Immediately after his death, Gregory was canonized by popular acclaim. John Calvin admired Gregory and declared in his Institutes, that Gregory was the last good pope. He is the patron saint of musicians, singers, students, and teachers.
Writings
- Sermons (forty on the Gospels are recognized as authentic, twenty-two on Ezekiel, two on the Song of Songs)
- Dialogues, a collection of miracles, signs, wonders, and healings including the popular life of Saint Benedict
- Commentary on Job, frequently known even in English-language histories by its Latin title, Magna Moralia
- The Rule for Pastors, in which he contrasted the role of bishops as pastors of their flock with their position as nobles of the church: the definitive statement of the nature of the episcopal office
- Copies of some 854 letters have survived, out of an unknown original number recorded in Gregory’s time in a register. It is known to have existed in the Vatican, its last known location, in the 9th century. It consisted of 14 papyrus rolls, now missing. Copies of letters had begun to be made, the largest batch of 686 by order of Adrian I. The majority of the copies, dating from the 10th to the 15th century, are stored in the Vatican Library.
Opinions of the writings of Gregory vary. “His character strikes us as an ambiguous and enigmatic one,” Cantor observed. “On the one hand he was an able and determined administrator, a skilled and clever diplomat, a leader of the greatest sophistication and vision; but on the other hand, he appears in his writings as a superstitious and credulous monk, hostile to learning, crudely limited as a theologian, and excessively devoted to saints, miracles, and relics.

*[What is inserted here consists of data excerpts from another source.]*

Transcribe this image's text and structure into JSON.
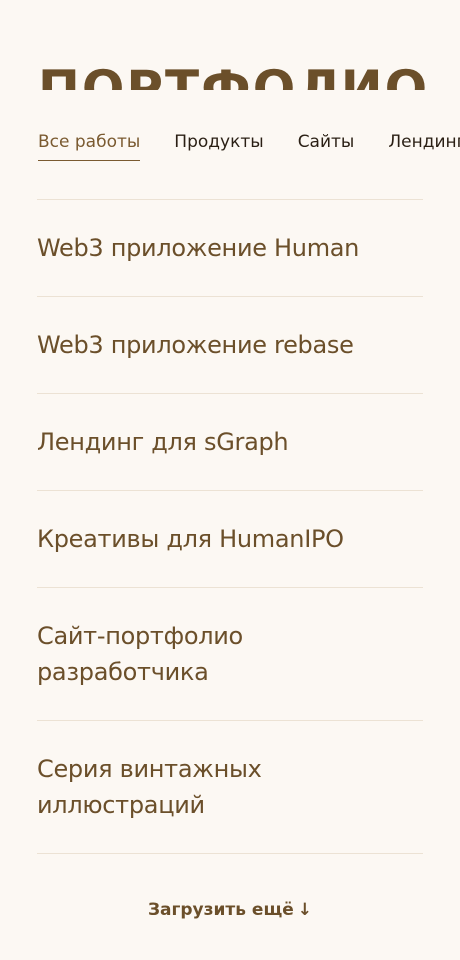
{
  "header": {
    "title": "ПОРТФОЛИО"
  },
  "tabs": [
    {
      "label": "Все работы",
      "active": true
    },
    {
      "label": "Продукты",
      "active": false
    },
    {
      "label": "Сайты",
      "active": false
    },
    {
      "label": "Лендинги",
      "active": false
    }
  ],
  "works": [
    {
      "title": "Web3 приложение Human"
    },
    {
      "title": "Web3 приложение rebase"
    },
    {
      "title": "Лендинг для sGraph"
    },
    {
      "title": "Креативы для HumanIPO"
    },
    {
      "title": "Сайт-портфолио разработчика"
    },
    {
      "title": "Серия винтажных иллюстраций"
    }
  ],
  "load_more": {
    "label": "Загрузить ещё",
    "icon": "arrow-down-icon",
    "glyph": "↓"
  },
  "colors": {
    "background": "#fcf8f3",
    "accent": "#6b4f2a",
    "divider": "#ece2d4"
  }
}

Prayer of Gregory the Great
O Lord, You received affronts without number from Your blasphemers, yet each day You free captive souls from the grip of the ancient enemy. You did not avert Your face from the spittle of perfidy, yet You wash souls in saving waters. You accepted Your scourging without murmur, yet through your meditation You deliver us from endless chastisements. You endured ill-treatment of all kinds, yet You want to give us a share in the choirs of angels in glory everlasting. You did not refuse to be crowned with thorns, yet You save us from the wounds of sin. In your thirst You accepted the bitterness of gall, yet You prepare Yourself to fill us with eternal delights. You kept silence under the derisive homage rendered You by Your executioners, yet You petition the Father for us although You are his equal in Divinity. You came to taste death, yet You were the Life and had come to bring it to the dead. Amen.